A few Seconds before the Sun was all hid, there discovered it self round the Moon a luminous Ring, about a Digit or perhaps a tenth Part of the Moons Diameter in Breadth. It was of a pale whiteness or rather Pearl colour, seeming to me to be a little tinged with the Colours of the Iris, and to be concentrick with the Moon, whence I concluded it the Moon's Atmosphere. But the great height thereof far exceed that of our Earth's Atmosphere; and the Observations of some… makes me less confident, especially in a Matter whereto, I must confess, I gave not all the Attention requisite.

1776: Captain James Cook, asked how he lost nary a man to scurvy on a long ocean voyage, sings the praises of wort, a liquid made from malt (sprouted barley):

We had on board a large quantity of Malt, or which was make sweet-wort, and given (not only to those men who had manifest symptoms of the scurvy, but to such also as were, from circumstances, judged to be most liable to that disorder) from one to two or three pints in the day to each man, or in such proportion as the surgeon thought necessary; which sometimes amounted to three quarts in the twenty-four hours. This was without doubt one of the best antiscorbutic sea-medicines yet found.

1677: Antonie van Leeuwenhoek, the Dutchman who discovered bacteria and protists with his handcrafted microscopes, discusses these strange "animals" he was surprised to find living in rainwater:

When there animalcula or living Atoms did move, they put forth two little horns, continually moving themselves: The place between these two horns was flat, though the rest of the body was roundish, sharpening a little towards the end, where they had a tayl, near four times the length of the whole body, of the thickness (by my Microscope) of a spiders-Web.

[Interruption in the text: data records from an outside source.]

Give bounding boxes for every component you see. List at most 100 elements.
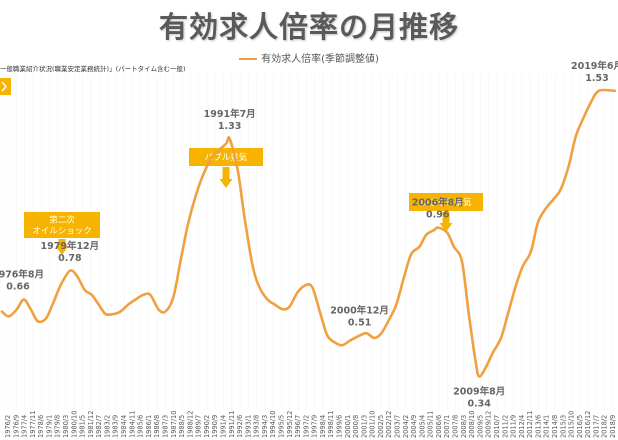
chart-title: 有効求人倍率の月推移 xyxy=(158,10,459,44)
x-tick-label: 2015/3 xyxy=(559,415,567,438)
data-label-value: 0.96 xyxy=(426,210,450,221)
x-tick-label: 1976/9 xyxy=(12,415,20,438)
event-label: バブル景気 xyxy=(205,152,248,163)
data-label-value: 1.33 xyxy=(218,121,241,132)
x-tick-label: 2011/2 xyxy=(501,415,509,438)
x-tick-label: 1989/7 xyxy=(195,415,203,438)
x-tick-label: 2016/5 xyxy=(576,415,584,438)
x-tick-label: 2017/7 xyxy=(592,415,600,438)
x-tick-label: 1978/6 xyxy=(37,415,45,438)
x-tick-label: 1979/8 xyxy=(54,415,62,438)
x-tick-label: 1977/4 xyxy=(21,415,29,438)
x-tick-label: 2006/6 xyxy=(435,415,443,438)
event-label: オイルショック xyxy=(32,227,92,237)
x-tick-label: 2002/12 xyxy=(385,411,393,438)
x-tick-label: 1993/8 xyxy=(253,415,261,438)
source-note: 一般職業紹介状況(職業安定業務統計)」(パートタイム含む一般) xyxy=(0,65,186,73)
x-tick-label: 2011/9 xyxy=(510,415,518,438)
x-tick-label: 2013/6 xyxy=(534,415,542,438)
chevron-right-icon xyxy=(1,81,7,92)
cropped-callout xyxy=(0,78,11,95)
x-tick-label: 2009/5 xyxy=(476,415,484,438)
x-tick-label: 1991/4 xyxy=(219,415,227,438)
event-box xyxy=(189,148,263,166)
x-tick-label: 1982/7 xyxy=(95,415,103,438)
x-tick-label: 2015/10 xyxy=(568,411,576,438)
x-tick-label: 1984/11 xyxy=(128,411,136,438)
x-tick-label: 1994/3 xyxy=(261,415,269,438)
x-tick-label: 1995/12 xyxy=(286,411,294,438)
legend: 有効求人倍率(季節調整値) xyxy=(0,50,618,65)
x-tick-label: 1976/2 xyxy=(4,415,12,438)
x-tick-label: 1988/12 xyxy=(186,411,194,438)
x-tick-label: 1997/9 xyxy=(311,415,319,438)
data-label-date: 1976年8月 xyxy=(0,269,44,281)
x-tick-label: 2007/1 xyxy=(443,415,451,438)
event-box xyxy=(24,212,100,238)
x-tick-label: 1994/10 xyxy=(269,411,277,438)
x-tick-label: 2007/8 xyxy=(452,415,460,438)
x-tick-label: 1991/11 xyxy=(228,411,236,438)
x-tick-label: 1981/12 xyxy=(87,411,95,438)
x-tick-label: 2016/12 xyxy=(584,411,592,438)
x-tick-label: 1990/2 xyxy=(203,415,211,438)
down-arrow-icon xyxy=(219,167,233,188)
x-tick-label: 2005/11 xyxy=(427,411,435,438)
x-tick-label: 2018/9 xyxy=(609,415,617,438)
x-tick-label: 1984/4 xyxy=(120,415,128,438)
series-line xyxy=(0,88,617,378)
x-tick-label: 2009/12 xyxy=(485,411,493,438)
x-tick-label: 1980/10 xyxy=(70,411,78,438)
event-label: 第二次 xyxy=(49,215,75,226)
data-label-value: 0.66 xyxy=(6,282,30,293)
x-tick-label: 1980/3 xyxy=(62,415,70,438)
data-label-date: 2000年12月 xyxy=(330,305,389,317)
down-arrow-icon xyxy=(55,239,69,255)
x-tick-label: 1977/11 xyxy=(29,411,37,438)
data-label-value: 0.34 xyxy=(467,398,491,409)
x-tick-label: 2008/10 xyxy=(468,411,476,438)
x-tick-label: 2018/2 xyxy=(601,415,609,438)
data-label-value: 1.53 xyxy=(585,73,608,84)
x-tick-label: 2012/11 xyxy=(526,411,534,438)
x-tick-label: 1996/7 xyxy=(294,415,302,438)
x-tick-label: 2012/4 xyxy=(518,415,526,438)
data-label-date: 1991年7月 xyxy=(204,108,256,120)
x-tick-label: 1997/2 xyxy=(302,415,310,438)
data-label-date: 2019年6月 xyxy=(571,60,618,72)
x-tick-label: 2002/5 xyxy=(377,415,385,438)
x-tick-label: 2014/1 xyxy=(543,415,551,438)
x-tick-label: 1998/11 xyxy=(327,411,335,438)
x-tick-label: 1990/9 xyxy=(211,415,219,438)
x-tick-label: 1983/9 xyxy=(112,415,120,438)
x-tick-label: 1987/3 xyxy=(161,415,169,438)
x-tick-label: 2008/3 xyxy=(460,415,468,438)
x-tick-label: 2003/7 xyxy=(394,415,402,438)
x-tick-label: 1999/6 xyxy=(336,415,344,438)
x-tick-label: 1979/1 xyxy=(45,415,53,438)
event-callout: バブル景気 xyxy=(189,148,263,188)
x-tick-label: 1985/6 xyxy=(137,415,145,438)
x-tick-label: 1992/6 xyxy=(236,415,244,438)
x-tick-label: 2014/8 xyxy=(551,415,559,438)
x-tick-label: 1988/5 xyxy=(178,415,186,438)
data-label-date: 2009年8月 xyxy=(453,385,505,397)
x-tick-label: 2001/10 xyxy=(369,411,377,438)
data-label-value: 0.51 xyxy=(348,318,371,329)
x-tick-label: 2004/2 xyxy=(402,415,410,438)
x-tick-label: 1995/5 xyxy=(277,415,285,438)
x-tick-label: 1986/8 xyxy=(153,415,161,438)
x-tick-label: 1981/5 xyxy=(79,415,87,438)
down-arrow-icon xyxy=(439,212,453,232)
x-tick-label: 2000/1 xyxy=(344,415,352,438)
x-tick-label: 2005/4 xyxy=(418,415,426,438)
x-axis-tick-labels: 1976/2 1976/9 1977/4 1977/11 1978/6 1979/1 197… xyxy=(4,411,617,438)
event-box xyxy=(409,193,483,211)
legend-swatch xyxy=(239,58,258,60)
x-tick-label: 1987/10 xyxy=(170,411,178,438)
vertical-gridlines xyxy=(7,74,614,410)
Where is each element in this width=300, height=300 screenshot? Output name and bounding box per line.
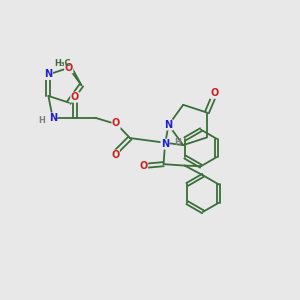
Text: O: O [210,88,218,98]
Text: O: O [71,92,79,102]
Text: N: N [49,113,57,123]
Text: H: H [38,116,45,125]
Text: H₃C: H₃C [54,59,71,68]
Text: N: N [164,120,172,130]
Text: H: H [174,138,181,147]
Text: N: N [44,70,52,80]
Text: O: O [112,118,120,128]
Text: O: O [111,150,119,160]
Text: N: N [161,139,169,149]
Text: O: O [140,160,148,171]
Text: O: O [65,63,73,73]
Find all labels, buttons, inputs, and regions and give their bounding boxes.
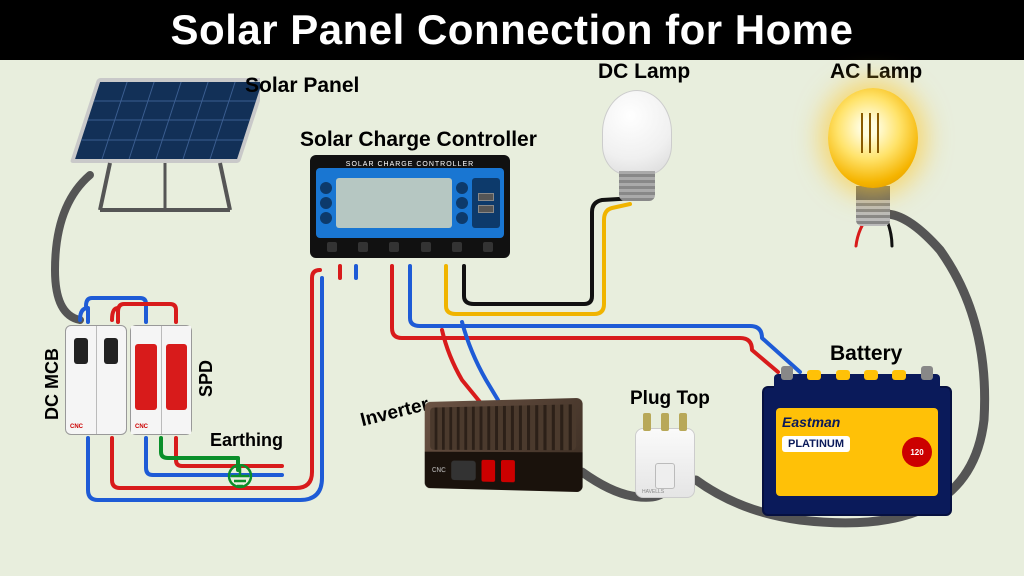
wire-ctrl-batt-r: [392, 266, 778, 372]
wire-spd-blue-top: [86, 298, 146, 322]
title-bar: Solar Panel Connection for Home: [0, 0, 1024, 60]
warranty-badge: 120: [902, 437, 932, 467]
diagram-canvas: Solar Panel Solar Charge Controller SOLA…: [0, 60, 1024, 576]
battery: Eastman PLATINUM 120: [762, 386, 952, 516]
wire-ctrl-inv-r: [442, 330, 480, 402]
solar-panel-label: Solar Panel: [245, 74, 359, 98]
charge-controller: SOLAR CHARGE CONTROLLER: [310, 155, 510, 258]
battery-terminal-icon: [921, 366, 933, 380]
earthing-icon: [225, 464, 255, 498]
lcd-screen-icon: [336, 178, 452, 228]
dc-mcb-label: DC MCB: [42, 348, 63, 420]
wire-spd-red-top: [118, 304, 176, 322]
power-switch-icon: [482, 460, 496, 482]
dc-lamp: [602, 90, 672, 201]
wire-mcb-blue-top: [80, 308, 88, 322]
spd-label: SPD: [196, 360, 217, 397]
inverter: CNC: [420, 400, 580, 490]
battery-model: PLATINUM: [782, 436, 850, 452]
dc-mcb: CNC: [65, 325, 127, 435]
plug-label: Plug Top: [630, 388, 710, 410]
spd: CNC: [130, 325, 192, 435]
wire-ctrl-inv-b: [462, 322, 498, 400]
ac-lamp: [828, 88, 918, 226]
usb-ports-icon: [472, 178, 500, 228]
battery-brand: Eastman: [782, 414, 932, 430]
wire-ctrl-batt-b: [410, 266, 800, 372]
solar-panel: [50, 70, 260, 225]
page-title: Solar Panel Connection for Home: [171, 6, 854, 53]
ac-lamp-label: AC Lamp: [830, 60, 922, 84]
ac-socket-icon: [451, 461, 476, 481]
plug-top: HAVELLS: [635, 428, 695, 498]
controller-face-title: SOLAR CHARGE CONTROLLER: [316, 161, 504, 168]
controller-label: Solar Charge Controller: [300, 128, 537, 152]
earthing-label: Earthing: [210, 430, 283, 451]
battery-label: Battery: [830, 342, 902, 366]
power-switch-icon: [501, 460, 515, 482]
dc-lamp-label: DC Lamp: [598, 60, 690, 84]
battery-terminal-icon: [781, 366, 793, 380]
wire-mcb-red-top: [112, 308, 118, 322]
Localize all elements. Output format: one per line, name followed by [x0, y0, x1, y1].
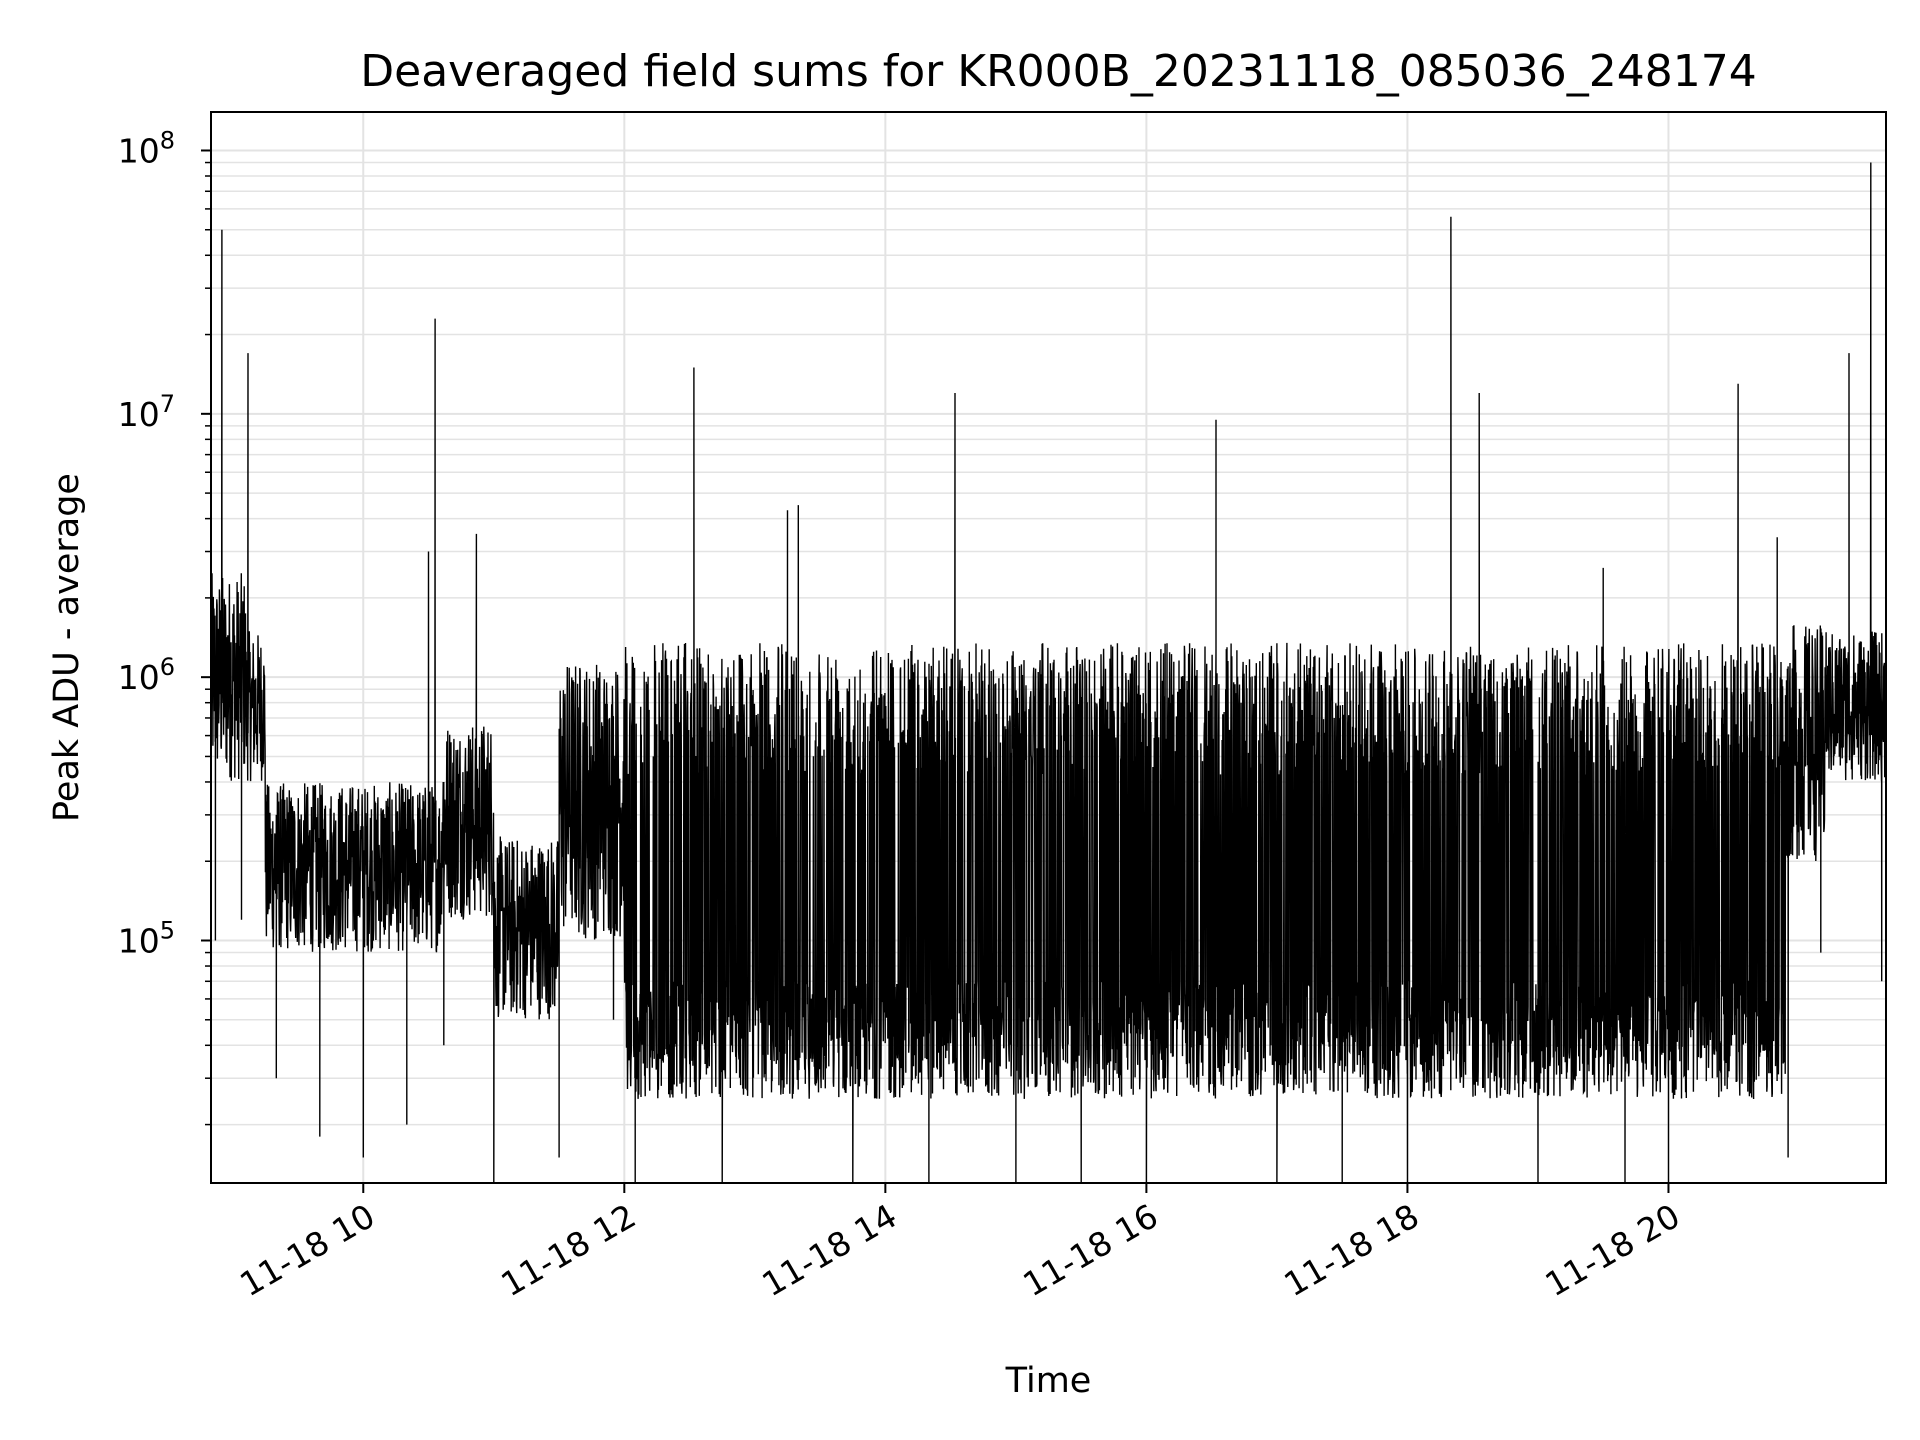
y-axis-label: Peak ADU - average [47, 473, 87, 822]
series-line [210, 162, 1887, 1184]
x-axis-label: Time [1005, 1361, 1092, 1401]
plot-frame [210, 111, 1887, 1184]
chart-title: Deaveraged field sums for KR000B_2023111… [360, 46, 1756, 97]
plot-area [210, 162, 1887, 1184]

1752: Jack-of-all-trades Benjamin Franklin publishes a brief description of his kite method for drawing lightning (or electric fire, a name that should never have been lost to history) from the clouds:

As soon as any of the thunder-clouds come over the kite, the pointed wire will draw the electric fire from them; and the kite, with all the twine, will be electrified; and the loose filaments of the twine will stand out every way, and be attracted by an approaching finger.When the rain has wet the kite and twine, so that it can conduct the electric fire freely, you will find it stream out plentifully from the key on the approach of your knuckle.

1666: Would a blood transfusion from another dog change a dog’s personality or characteristics? Would a small dog grow if given the blood of a large dog? Robert Boyle, who executed one of the first known blood transfusions between animals, had these questions and more. Among his other queries:

4. Whether acquired Habits will be destroy’d or impair’d by this Experiment? (As whether a Dog, taught to fetch and carry, or to dive after Ducks, or to sett, will after frequent and full recruits of the blood of Dogs unfit for those Exercises, be as good at them, as before? 14. Whether the Colour of the Hair or Feathers of the Recipient Animal, by the frequent repeating of this Operation, will be changed by that of the Emittent?